"Of all the paths you take in life make sure a few of them are dirt" US Forest Sevice

Thursday, November 30, 2017

Adaptive Cyclists

So many places to ride!

One of the reasons we enjoy spending the winter in the desert is cycling. McDowell Regional park is a favorite for mountain biking. Just a 25 minute drive puts us on some sweet single track.
Beer bones Jones on the newly rebuilt shelter along the Pemberton Trail.
The Valley of the Sun has done a great job of adding multi use paths across the valley. We took this path from the Cubs Stadium in Mesa by Tempe Town Lake into Scottsdale.
There are different bike routes we like to take while here in Mesa. One we like goes to Usery
Regional Park which is a moderate 30 mile ride with climbing to the park. Many cyclists use the park as a rest stop for the restrooms, refilling the waterbottles or having a snack. We have met people from around the US and world when we would stop here. Last year, we met a couple from Minnnesota that invited us to ride with their snowbird group which we enjoyed very much.
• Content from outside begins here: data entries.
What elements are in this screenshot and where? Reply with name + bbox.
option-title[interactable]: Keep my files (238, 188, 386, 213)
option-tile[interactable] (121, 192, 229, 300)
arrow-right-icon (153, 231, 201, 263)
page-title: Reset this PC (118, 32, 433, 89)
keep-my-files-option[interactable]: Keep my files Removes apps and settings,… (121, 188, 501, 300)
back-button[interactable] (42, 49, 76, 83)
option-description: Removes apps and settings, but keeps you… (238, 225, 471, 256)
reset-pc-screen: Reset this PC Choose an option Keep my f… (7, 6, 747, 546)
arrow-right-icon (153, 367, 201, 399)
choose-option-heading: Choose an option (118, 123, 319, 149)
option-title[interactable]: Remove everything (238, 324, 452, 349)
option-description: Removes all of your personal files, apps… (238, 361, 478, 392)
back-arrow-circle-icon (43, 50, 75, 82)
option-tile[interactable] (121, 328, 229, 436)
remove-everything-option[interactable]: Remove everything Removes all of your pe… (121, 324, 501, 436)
This week, my right knee was hurting. I told Mike to go ahead and ride faster and further if he would like and meet me at the park. There were three cyclists on recumbent bikes at the stop. One lady asked Mike to help her get her foot unclipped from the pedal. Then Dan
walked over and handed us a postcard with his information. His speech was slow and his right arm and leg weak. I mentioned that there was an adaptive cycling program in Colorado Springs and he happens to be involved with (Hi to our friend Alan Severn who has been involved with
the adaptive program in Colorado Springs for quite sometime).
Dan and the other riders had strokes or other neurologic conditions that had been a huge insult in their lives. When I told them I was a nurse, they were happy to sit and share their stories and tribulations. Cycling has brought back so much to their lives. They emphasize abilities not disabilities and boy do they do that with their rides around town and across the US. I could go on and on explaining how they had to relearn so much including speaking and overcoming their isolation
but you can look at his website at www.spokesfightingstrokes.org. He does a much better job of telling their stories.
As we were leaving, we all celebrated the downhill ahead of us and the fact that we made it to the top of the hill. Riding down hill with the wind in my face, I thinking about how my knee wasn't aching quite so much after our visit. We appreciate
our health and try to do something to keep these bodies strong everyday. We never know when it will be our turn to get wacked upside the head by something out there lurking in the unknown.
Boy I ended that on a downer.... ;)


  1. That's long hill up to Usery, congrats to all of you for making that ride. My neighbor is an adaptive using only his upper body. He's not much on cycling, but kicks butt on the tennis court.

    1. It is good to add hills for the downhill ride. Tennis has to be tough on wheels. But exercise changes everything.

  2. What an incredible story they have!! I like what you said....they emphasized abilities and not disabilities!!! We all could learn from that statement!! Yes, health is a true blessing!! I was "wacked upside the head" two years ago!! Keep on moving :-)

  3. It's always so inspiring to see the enormous challenges that people can overcome. You're right, it puts everything in perspective. Here's to living and loving every day!

  4. The brain is amazing and loves exercise and stimulation but not isolation.

  5. We're in FL now but thinking about AZ next year.

  6. What a great organization! I've often wonder what it would be like if I could no longer hike. I don't like to think of that. We'll be in Surprise area during Feb, maybe we'll be close enough for a vist at some point. We will be spending a few days end of Jan beginning of Feb on our way to Surprise, I just don't know what route yet.

  7. It would be fun to get together. I bet we will cross paths someday. I agree about how difficult it would be to not have our health.